Where do I go to stop paying taxes???
This isn't going to make the US better. It'll make Mexico better and perhaps Canada, but the US? nah
If they didn't respond to the moonbats, the moonbats would whine about their silence.
I love Canada! The people are nice and the beer is much better than ours. Going there again this May.
As far as I can tell, he repeated the same, initial objections to the transcript as the agents' union, then fell silent. I never received the impression that he bothered to read it.
If you think it would be a good investment, why don't you buy some?
I already own my little piece of Texas.
You'd better buy all of it, before a foreigner or a foreign company buys (or leases) anything.
A 'Security Perimeter" with Mexico is smoke and mirrors. Makes the U.
S. citizens feel safe while abolishing our border with Mexico.
That is what the 'Security Perimeter' is about. Nothing more, nothing less.
Notice in the 2nd paragraph they mention these documents that they got via FOIA. Oh yes yes, see see, this is the smoking gun, proof of the plot to destroy America.

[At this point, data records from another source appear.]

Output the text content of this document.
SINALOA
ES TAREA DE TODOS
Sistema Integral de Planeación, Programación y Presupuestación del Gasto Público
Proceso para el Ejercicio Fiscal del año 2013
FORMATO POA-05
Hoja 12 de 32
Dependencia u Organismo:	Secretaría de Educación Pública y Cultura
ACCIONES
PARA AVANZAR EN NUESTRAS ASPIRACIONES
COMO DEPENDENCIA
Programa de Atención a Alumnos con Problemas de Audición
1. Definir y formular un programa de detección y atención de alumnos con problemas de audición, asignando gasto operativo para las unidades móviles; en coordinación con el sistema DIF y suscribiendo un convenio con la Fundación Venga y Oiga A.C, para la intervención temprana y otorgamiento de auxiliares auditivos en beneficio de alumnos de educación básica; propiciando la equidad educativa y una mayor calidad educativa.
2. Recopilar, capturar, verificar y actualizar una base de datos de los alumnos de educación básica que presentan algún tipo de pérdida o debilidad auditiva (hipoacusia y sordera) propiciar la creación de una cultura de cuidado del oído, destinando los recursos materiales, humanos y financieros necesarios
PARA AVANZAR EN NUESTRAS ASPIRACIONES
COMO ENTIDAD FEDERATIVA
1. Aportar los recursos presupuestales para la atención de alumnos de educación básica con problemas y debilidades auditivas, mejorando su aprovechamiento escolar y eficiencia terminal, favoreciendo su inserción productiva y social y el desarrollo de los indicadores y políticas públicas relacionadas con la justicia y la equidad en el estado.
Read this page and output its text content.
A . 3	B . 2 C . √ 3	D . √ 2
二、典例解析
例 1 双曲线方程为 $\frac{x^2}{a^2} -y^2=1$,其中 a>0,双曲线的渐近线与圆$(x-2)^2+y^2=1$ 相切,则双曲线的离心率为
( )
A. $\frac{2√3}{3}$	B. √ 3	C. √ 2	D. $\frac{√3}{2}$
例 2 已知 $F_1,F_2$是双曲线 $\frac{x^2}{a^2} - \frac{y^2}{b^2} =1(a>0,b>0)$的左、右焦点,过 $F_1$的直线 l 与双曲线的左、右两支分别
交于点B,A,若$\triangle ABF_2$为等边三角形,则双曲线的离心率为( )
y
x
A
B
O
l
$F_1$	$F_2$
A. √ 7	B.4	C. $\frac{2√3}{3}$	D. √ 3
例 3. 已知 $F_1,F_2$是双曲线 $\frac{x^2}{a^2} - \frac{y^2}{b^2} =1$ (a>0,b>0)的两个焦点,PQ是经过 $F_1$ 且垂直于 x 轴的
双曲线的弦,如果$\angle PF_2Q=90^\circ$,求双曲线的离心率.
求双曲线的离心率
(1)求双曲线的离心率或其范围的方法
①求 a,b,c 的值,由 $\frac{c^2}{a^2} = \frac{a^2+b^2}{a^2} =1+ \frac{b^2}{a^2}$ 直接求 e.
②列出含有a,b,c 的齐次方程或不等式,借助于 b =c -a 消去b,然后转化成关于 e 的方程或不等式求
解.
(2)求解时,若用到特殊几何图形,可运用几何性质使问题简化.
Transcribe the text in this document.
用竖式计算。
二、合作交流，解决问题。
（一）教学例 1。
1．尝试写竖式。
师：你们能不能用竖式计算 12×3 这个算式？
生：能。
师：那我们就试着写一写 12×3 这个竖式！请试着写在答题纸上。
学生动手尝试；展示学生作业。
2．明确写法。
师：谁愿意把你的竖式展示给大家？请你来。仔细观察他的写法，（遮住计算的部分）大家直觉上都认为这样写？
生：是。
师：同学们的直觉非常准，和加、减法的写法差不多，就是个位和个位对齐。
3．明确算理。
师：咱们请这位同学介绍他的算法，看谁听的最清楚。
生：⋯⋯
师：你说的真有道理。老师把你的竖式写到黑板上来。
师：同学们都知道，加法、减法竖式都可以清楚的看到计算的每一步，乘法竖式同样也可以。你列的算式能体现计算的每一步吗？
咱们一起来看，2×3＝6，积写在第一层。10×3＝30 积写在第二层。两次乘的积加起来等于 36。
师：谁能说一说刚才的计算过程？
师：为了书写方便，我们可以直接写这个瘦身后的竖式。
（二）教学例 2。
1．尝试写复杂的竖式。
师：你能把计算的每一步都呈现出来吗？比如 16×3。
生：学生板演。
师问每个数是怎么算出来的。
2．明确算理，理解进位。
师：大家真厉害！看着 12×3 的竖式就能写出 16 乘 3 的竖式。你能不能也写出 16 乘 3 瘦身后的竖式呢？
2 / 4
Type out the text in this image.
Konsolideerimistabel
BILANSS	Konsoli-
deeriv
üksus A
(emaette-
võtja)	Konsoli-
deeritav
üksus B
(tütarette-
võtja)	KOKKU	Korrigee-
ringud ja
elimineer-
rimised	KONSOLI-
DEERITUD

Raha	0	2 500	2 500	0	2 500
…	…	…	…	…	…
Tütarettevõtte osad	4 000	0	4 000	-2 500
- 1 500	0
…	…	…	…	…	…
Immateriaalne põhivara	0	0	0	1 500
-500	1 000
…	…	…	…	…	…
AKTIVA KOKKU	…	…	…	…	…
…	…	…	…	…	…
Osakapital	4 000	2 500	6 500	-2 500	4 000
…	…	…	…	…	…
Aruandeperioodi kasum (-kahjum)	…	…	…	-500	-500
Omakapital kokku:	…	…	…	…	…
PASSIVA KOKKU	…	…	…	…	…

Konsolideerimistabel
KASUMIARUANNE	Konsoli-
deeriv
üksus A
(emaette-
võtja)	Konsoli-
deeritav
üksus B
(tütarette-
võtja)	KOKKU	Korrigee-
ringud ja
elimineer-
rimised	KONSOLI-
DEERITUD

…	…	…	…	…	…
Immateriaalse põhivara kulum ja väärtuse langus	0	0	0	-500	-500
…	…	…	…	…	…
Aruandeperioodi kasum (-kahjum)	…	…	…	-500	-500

Problem is, you have to take their word for it because they don't provide any info/link to the documents because they don't want you to read them.
OTOH, In this WND article thread, in which Judicial Watch got the documents via FOIA, they do provide a link in the last line of the article. Problem is, if you read the document it doesn't live up to expectations as a smoking gun. In fact, if they are trying to use that document as proof, they will have a hard time selling their goofy ideas.
Now, returning to the article above, we see in the 3rd paragraph that they let it slip when they use the phrase, "economic integration", which is exactly what it is.
Economic integration is occurring worldwide, yet economic integration with Mexico is bad? No. Is the extensive integration of the North American energy markets bad? No.
Corsi wants you to bend over a little further so as to make is easier for him to blow smoke up your ass.
Corsi was yowling last summer about his own FOIA request (not Judicial Watch's). You see, Commerce was dragging its feet . . . proof of conspiracy, and all that. He finally got the documents he requested in the Fall, made one or two oblique references to them, and then hasn't written a word about them since. Boosted the sales of his book, however, with WND's help. By how much, he doesn't care . . . he just wants you to forget.
"You'd better buy all of it,"
Oh, don't think I wouldn't like to. I would be a far better steward.
Get moving then. I'm tired of the whining.
If Corsi got 150 pages of documents from FOIA, the least he could do is let us read the juicy ones.
What can be contributed to a moonbat thread? Idiots who believe that secret plans for an NAU are in motion are idiots. If that means you're an idiot, I'm sorry.
I don't know about you, but I have the funny feeling a duck is nibbling at my ankles.